Cicero, the great Roman orator, said, “If you have a garden and a library, you have everything you need.” He probably should’ve added a bed and a kitchen, but there it is, a garden. Gardening, amongst other things, is a proximity to nature, and without that proximity we lose our contact with reality. This is why it is so puzzling to see yards covered with gravel, bearing a dreadful similarity to the cubed office, harmlessly ominous, devoid of reality.
It’s not that anyone wants to return to the marginal life of the hunters and gatherers, literally living from hand to mouth every day of their lives. It is that in the evolutionary scheme of creation our souls and our bodies developed to respond to a reality we call nature. One of the corrosive effects of civilization, in addition to its many artificial splendors, is a gradual alienation from that reality. The cubed office is a prime example. As I sat in that restaurant watching those two young women, the word “android” came to mind.

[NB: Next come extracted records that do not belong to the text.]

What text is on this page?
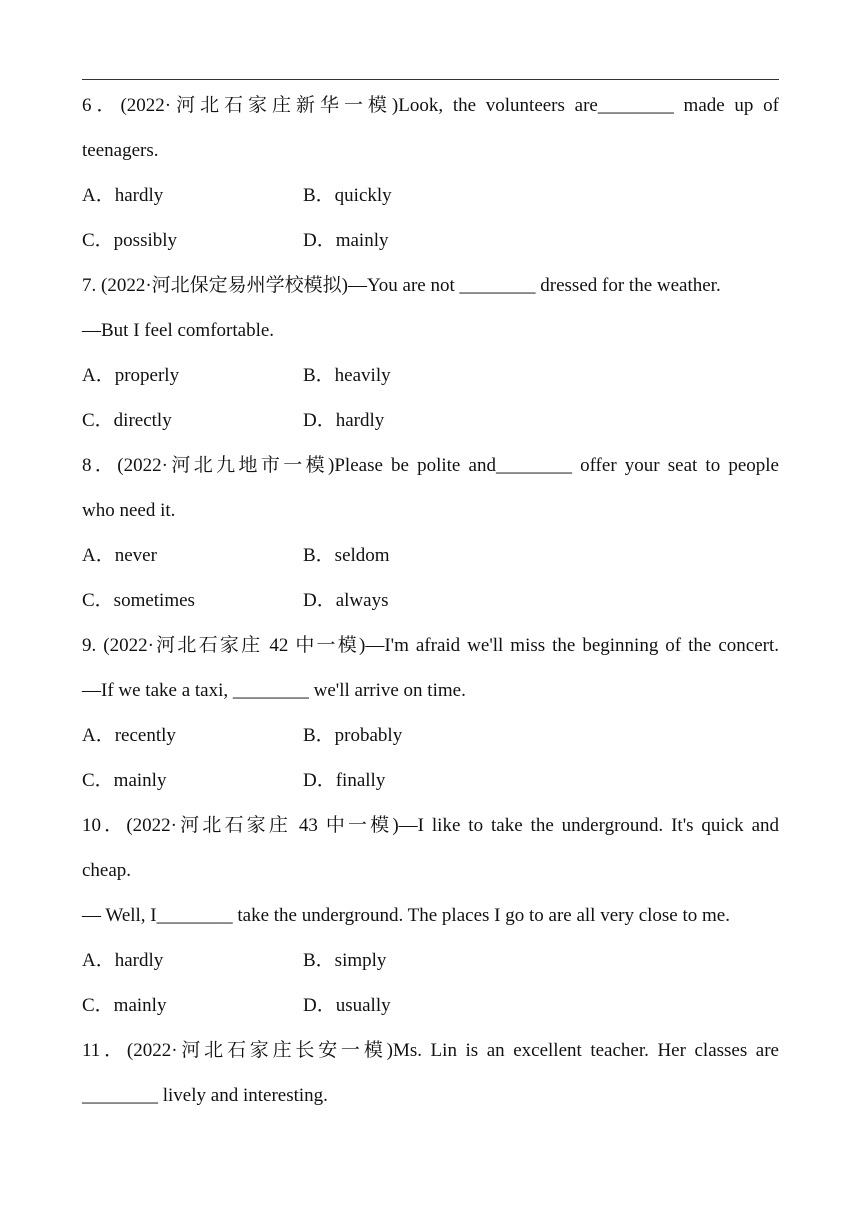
6．(2022·河北石家庄新华一模)Look, the volunteers are________ made up of
teenagers.
A．hardly	B．quickly
C．possibly	D．mainly
7. (2022·河北保定易州学校模拟)—You are not ________ dressed for the weather.
—But I feel comfortable.
A．properly	B．heavily
C．directly	D．hardly
8．(2022·河北九地市一模)Please be polite and________ offer your seat to people
who need it.
A．never	B．seldom
C．sometimes	D．always
9. (2022·河北石家庄 42 中一模)—I'm afraid we'll miss the beginning of the concert.
—If we take a taxi, ________ we'll arrive on time.
A．recently	B．probably
C．mainly	D．finally
10．(2022·河北石家庄 43 中一模)—I like to take the underground. It's quick and
cheap.
— Well, I________ take the underground. The places I go to are all very close to me.
A．hardly	B．simply
C．mainly	D．usually
11．(2022·河北石家庄长安一模)Ms. Lin is an excellent teacher. Her classes are
________ lively and interesting.
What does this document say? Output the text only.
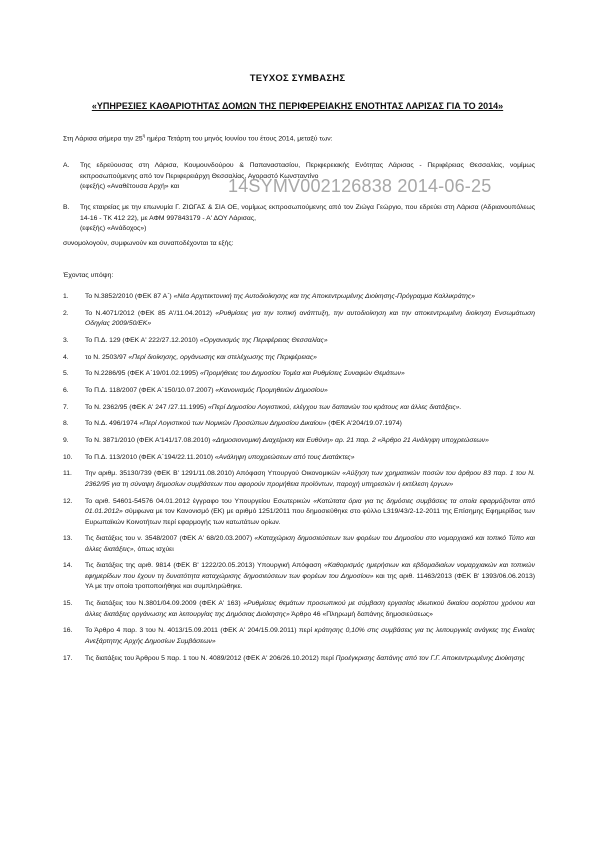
ΤΕΥΧΟΣ ΣΥΜΒΑΣΗΣ
«ΥΠΗΡΕΣΙΕΣ ΚΑΘΑΡΙΟΤΗΤΑΣ ΔΟΜΩΝ ΤΗΣ ΠΕΡΙΦΕΡΕΙΑΚΗΣ ΕΝΟΤΗΤΑΣ ΛΑΡΙΣΑΣ ΓΙΑ ΤΟ 2014»
Στη Λάρισα σήμερα την $25^\eta$ ημέρα Τετάρτη του μηνός Ιουνίου του έτους 2014, μεταξύ των:
Α. Της εδρεύουσας στη Λάρισα, Κουμουνδούρου & Παπαναστασίου, Περιφερειακής Ενότητας Λάρισας - Περιφέρειας Θεσσαλίας, νομίμως εκπροσωπούμενης από τον Περιφερειάρχη Θεσσαλίας, Αγοραστό Κωνσταντίνο
(εφεξής) «Αναθέτουσα Αρχή» και	14SYMV002126838 2014-06-25
Β. Της εταιρείας με την επωνυμία Γ. ΖΙΩΓΑΣ & ΣΙΑ ΟΕ, νομίμως εκπροσωπούμενης από τον Ζιώγα Γεώργιο, που εδρεύει στη Λάρισα (Αδριανουπόλεως 14-16 - ΤΚ 412 22), με ΑΦΜ 997843179 - Α' ΔΟΥ Λάρισας,
(εφεξής) «Ανάδοχος»)
συνομολογούν, συμφωνούν και συναποδέχονται τα εξής:
Έχοντας υπόψη:
1. Το Ν.3852/2010 (ΦΕΚ 87 Α΄) «Νέα Αρχιτεκτονική της Αυτοδιοίκησης και της Αποκεντρωμένης Διοίκησης-Πρόγραμμα Καλλικράτης»
2. Το Ν.4071/2012 (ΦΕΚ 85 Α'/11.04.2012) «Ρυθμίσεις για την τοπική ανάπτυξη, την αυτοδιοίκηση και την αποκεντρωμένη διοίκηση Ενσωμάτωση Οδηγίας 2009/50/ΕΚ»
3. Το Π.Δ. 129 (ΦΕΚ Α' 222/27.12.2010) «Οργανισμός της Περιφέρειας Θεσσαλίας»
4. το Ν. 2503/97 «Περί διοίκησης, οργάνωσης και στελέχωσης της Περιφέρειας»
5. Το Ν.2286/95 (ΦΕΚ Α΄19/01.02.1995) «Προμήθειες του Δημοσίου Τομέα και Ρυθμίσεις Συναφών Θεμάτων»
6. Το Π.Δ. 118/2007 (ΦΕΚ Α΄150/10.07.2007) «Κανονισμός Προμηθειών Δημοσίου»
7. Το Ν. 2362/95 (ΦΕΚ Α' 247 /27.11.1995) «Περί Δημοσίου Λογιστικού, ελέγχου των δαπανών του κράτους και άλλες διατάξεις».
8. Το Ν.Δ. 496/1974 «Περί Λογιστικού των Νομικών Προσώπων Δημοσίου Δικαίου» (ΦΕΚ Α'204/19.07.1974)
9. Το Ν. 3871/2010 (ΦΕΚ Α'141/17.08.2010) «Δημοσιονομική Διαχείριση και Ευθύνη» αρ. 21 παρ. 2 «Άρθρο 21 Ανάληψη υποχρεώσεων»
10. Το Π.Δ. 113/2010 (ΦΕΚ Α΄194/22.11.2010) «Ανάληψη υποχρεώσεων από τους Διατάκτες»
11. Την αριθμ. 35130/739 (ΦΕΚ Β' 1291/11.08.2010) Απόφαση Υπουργού Οικονομικών «Αύξηση των χρηματικών ποσών του άρθρου 83 παρ. 1 του Ν. 2362/95 για τη σύναψη δημοσίων συμβάσεων που αφορούν προμήθεια προϊόντων, παροχή υπηρεσιών ή εκτέλεση έργων»
12. Το αριθ. 54601-54576 04.01.2012 έγγραφο του Υπουργείου Εσωτερικών «Κατώτατα όρια για τις δημόσιες συμβάσεις τα οποία εφαρμόζονται από 01.01.2012» σύμφωνα με τον Κανονισμό (ΕΚ) με αριθμό 1251/2011 που δημοσιεύθηκε στο φύλλο L319/43/2-12-2011 της Επίσημης Εφημερίδας των Ευρωπαϊκών Κοινοτήτων περί εφαρμογής των κατωτάτων ορίων.
13. Τις διατάξεις του ν. 3548/2007 (ΦΕΚ Α' 68/20.03.2007) «Καταχώριση δημοσιεύσεων των φορέων του Δημοσίου στο νομαρχιακό και τοπικό Τύπο και άλλες διατάξεις», όπως ισχύει
14. Τις διατάξεις της αριθ. 9814 (ΦΕΚ Β' 1222/20.05.2013) Υπουργική Απόφαση «Καθορισμός ημερήσιων και εβδομαδιαίων νομαρχιακών και τοπικών εφημερίδων που έχουν τη δυνατότητα καταχώρισης δημοσιεύσεων των φορέων του Δημοσίου» και της αριθ. 11463/2013 (ΦΕΚ Β' 1393/06.06.2013) ΥΑ με την οποία τροποποιήθηκε και συμπληρώθηκε.
15. Τις διατάξεις του Ν.3801/04.09.2009 (ΦΕΚ Α' 163) «Ρυθμίσεις θεμάτων προσωπικού με σύμβαση εργασίας ιδιωτικού δικαίου αορίστου χρόνου και άλλες διατάξεις οργάνωσης και λειτουργίας της Δημόσιας Διοίκησης» Άρθρο 46 «Πληρωμή δαπάνης δημοσιεύσεως»
16. Το Άρθρο 4 παρ. 3 του Ν. 4013/15.09.2011 (ΦΕΚ Α' 204/15.09.2011) περί κράτησης 0,10% στις συμβάσεις για τις λειτουργικές ανάγκες της Ενιαίας Ανεξάρτητης Αρχής Δημοσίων Συμβάσεων»
17. Τις διατάξεις του Άρθρου 5 παρ. 1 του Ν. 4089/2012 (ΦΕΚ Α' 206/26.10.2012) περί Προέγκρισης δαπάνης από τον Γ.Γ. Αποκεντρωμένης Διοίκησης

A garden, along with cats and dogs, connects, not approximates, us with the reality that makes us human. No romantic “return to nature,” a garden is a necessity amidst all the faux alternate virtual realities enveloping of souls. A floor to ceiling window is not enough. Along with the pathos of the fall of the man and the woman, the idyllic “hunters and gatherers” theme embedded in the story of the Garden of Eden is a profound metaphor for an understanding of our humanity.